A Argentina entrou numa nova fase de luta sociopolítica. O que começou com uma greve nacional da Associação dos Trabalhadores do Estado (ATE) — que alcançou mais de 90% de participação — tornou-se na primeira grande manifestação de protestos de rua contra a reforma laboral impulsionada pelo governo e contra o acordo economico e político com os Estados Unidos .

O protesto aconteceu numa ofensiva do governo Milei: a ministra da Segurança, Patricia Bullrich, apresentou uma queixa-crime contra o secretário-geral da ATE, Rodolfo Aguiar, por “ameaças à ordem constitucional”.

Longe de se intimidar, o líder sindical respondeu que “se tivermos que ir às ruas no Natal e no Ano Novo para impedir a reforma, iremos ”, estabelecendo uma narrativa de resistência prolongada.

A greve afetou hospitais, alfândegas, Senasa, transportes, agências de previdência social e pensões, mídia pública, imigração, controladores de tráfego aéreo e agências estratégicas como a Administração Nacional de Aviação Civil (ANAC), o Instituto Nacional de Serviços Sociais para Aposentados e Pensionistas (PAMI) e a Administração Nacional de Seguridade Social (ANSES), que atenderam apenas emergências.

Aguiar denunciou o fato de os salários terem sido dizimados durante  quase dois anos , de múltiplos empregos terem se tornado a norma e de milhares de funcionários públicos terem caído abaixo da linha da pobreza . "Eles querem nos convencer a esperar, mas todos nós sabemos para onde essa reforma está caminhando", afirmou.

A greve da ATE estava intrinsecamente ligada a um apelo mais amplo: a resistência contra a reforma e o acordo com os Estados Unidos , que vários movimentos sociais caracterizam como um pacto colonial atrelado ao novo alinhamento geopolítico do governo argentino com Washington.

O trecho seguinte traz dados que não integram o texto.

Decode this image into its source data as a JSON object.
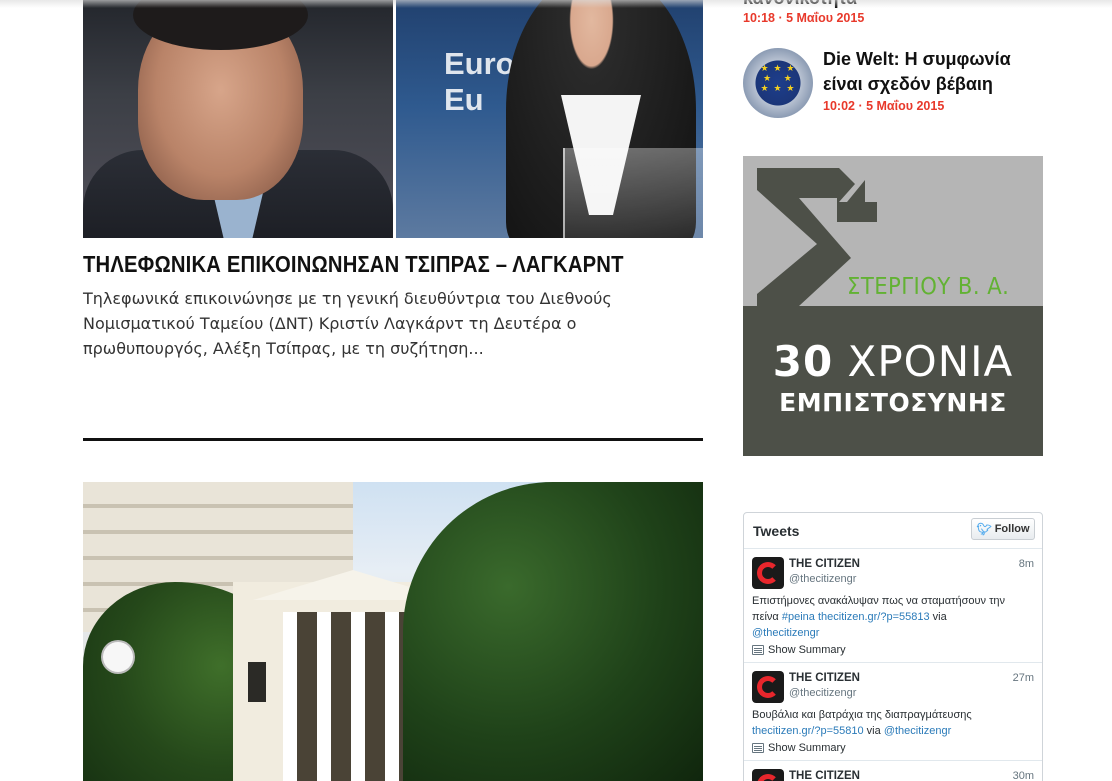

Numa sessão plenária com mais de 3.000 delegados da Frente de Luta Piqueteira , reunidos no Parque Lezama, decidiram marchar até a Praça de Maio ao lado das organizações de reformados que protestam contra as medidas de austeridade todas as quartas-feiras.

Lá, aprovaram um documento unificado: “A ofensiva antioperária e antipopular do governo não visa à criação de empregos: busca eliminar conquistas históricas e reduzir o custo da pilhagem ”, declararam.

Reformados, vítimas frequentes da repressão ordenada por Bullrich, convocaram um dia de ação “ anti-imperialista ” contra o que definem como “traição e medidas de austeridade” do acordo com Trump.

“É um pacto entre o governo e o Tesouro dos EUA”, denunciaram.

O líder da ATE deixou claro que a resistência não se resume apenas aos salários: ela visa as implicações geopolíticas e economicas da reforma laboral  no novo quadro bilateral com Washington.

Trabalhar mais por menos para diminuir os custos dessa pilhagem. Sem greves e mobilização, não vamos impedi-la ”, afirmou.

Além disso, ele alertou sobre a entrada de apoiantes de La Libertad Avanza em cargos governamentais bem remunerados , enquanto demissões, empregos precários e congelamento de salários continuam na base da pirâmide trabalhista.

Sua mensagem também teve como alvo a CGT e setores do movimento peronista mais moderado: "Aqueles que dizem que devemos esperar até 10 de dezembro estão fazendo o jogo do governo e dos grandes grupos empresariais."

O ministro Bullrich apresentou uma queixa-crime por “ameaças”, enquanto o partido no poder promove a ideia de que o protesto é “desestabilizador”.

Aguiar afirmou que “a ignorância daqueles que nos chamam de golpistas é preocupante. Um golpe é governar fora da Constituição. O direito à greve é inviolável”

Enquanto isso, reformados  e manifestantes lembram que o governo já reprimiu diversas manifestações anteriores e denunciam o "intervencionismo direto do imperialismo na Argentina".

A Frente de Luta Piquetero já colocou em prática um plano faseado, começando com um comício no Obelisco em 13 de novembro, seguido por uma mobilização unificada esta semana.

Haverá também uma marcha de todas as organizações sociais no início de dezembro e uma grande mobilização em 20 de dezembro , aniversário do Argentinazo.